Locating one’s birth parents is stereotypically, if not always glibly, approached in film as a necessarily brutal process of self-exploration: It’s assumed, just as much as by more stringent psychologists as by the rules of documentarian tension, that adopted children need to discover and achieve closure on where they came from in order to properly mature.
That having been said, while Off and Running combines enough of the standard off-kilter family pay dirt to make one gag at the synopsis (Avery is an African-American, high school-aged runner who lives with her adopted Jewish-American lesbian parents in inner-city Brooklyn but dreams of reconnecting with her roots), director Nicole Opper never resorts to promoting reductive, campus counselor-esque values, instead allowing her multicultural human smorgasbord to speak as intelligently about its collective feelings as it can. And the majority of the captured monologues (particularly epistolary interludes between Avery and her birth mother, as well as interviews with Avery’s adopted moms and her eloquent, tri-racial adopted brother), which may comprise some of the most articulate in made-for-TV domestic-themed documentaries, seem designed to remind us that urban malaise and matriarchal strife affect the stalwartly self-aware along with the more ubiquitous common sense-less.
What’s also evident by film’s end is that Opper teases out the sapience from her subjects both to keep us interested in their uniqueness and to facilitate her meandering family portrait: Unlike lesser, similarly-themed documentaries, Off and Running eschews an emphasis on bio-parental confrontation to instead promote the importance of feeling one’s way through relationships as blindly as one gropes through the darkness of one’s own inchoate mind.
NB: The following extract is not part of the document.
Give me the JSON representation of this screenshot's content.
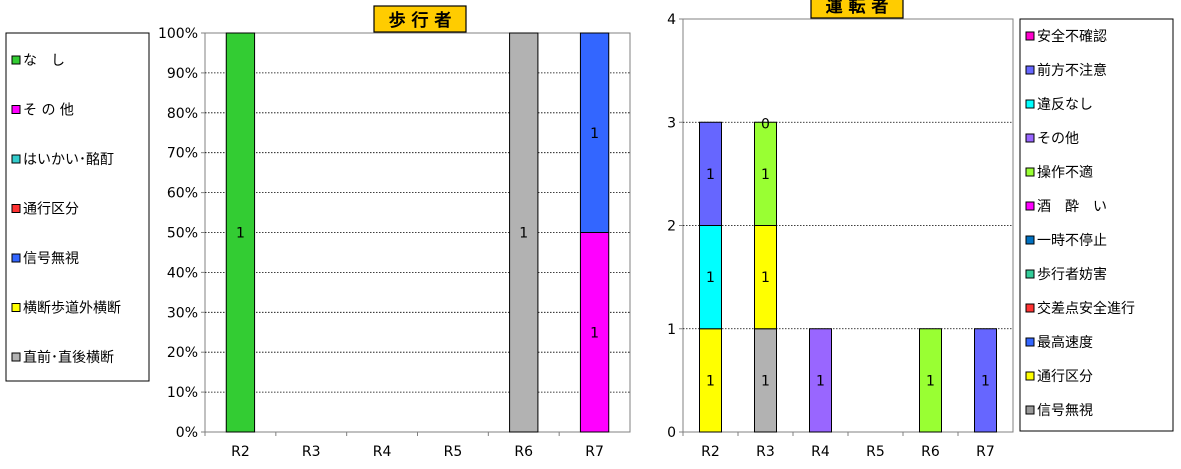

The product is an occasionally irrelevant, often refreshingly less-than-studious study of filial disassociation not without its unfulfilling tangents (Avery’s skills as a runner are never fully investigated beyond their metaphorical potential beside Avery’s impatience and recalcitrant independence) or its conspicuously extemporaneous scenarios (one clumsily photographed scene involving a pregnancy test feels almost entirely choreographed) but that ultimately beats in arrhythmic time with its subjects’ fascinating, and strangely familiar, confusion.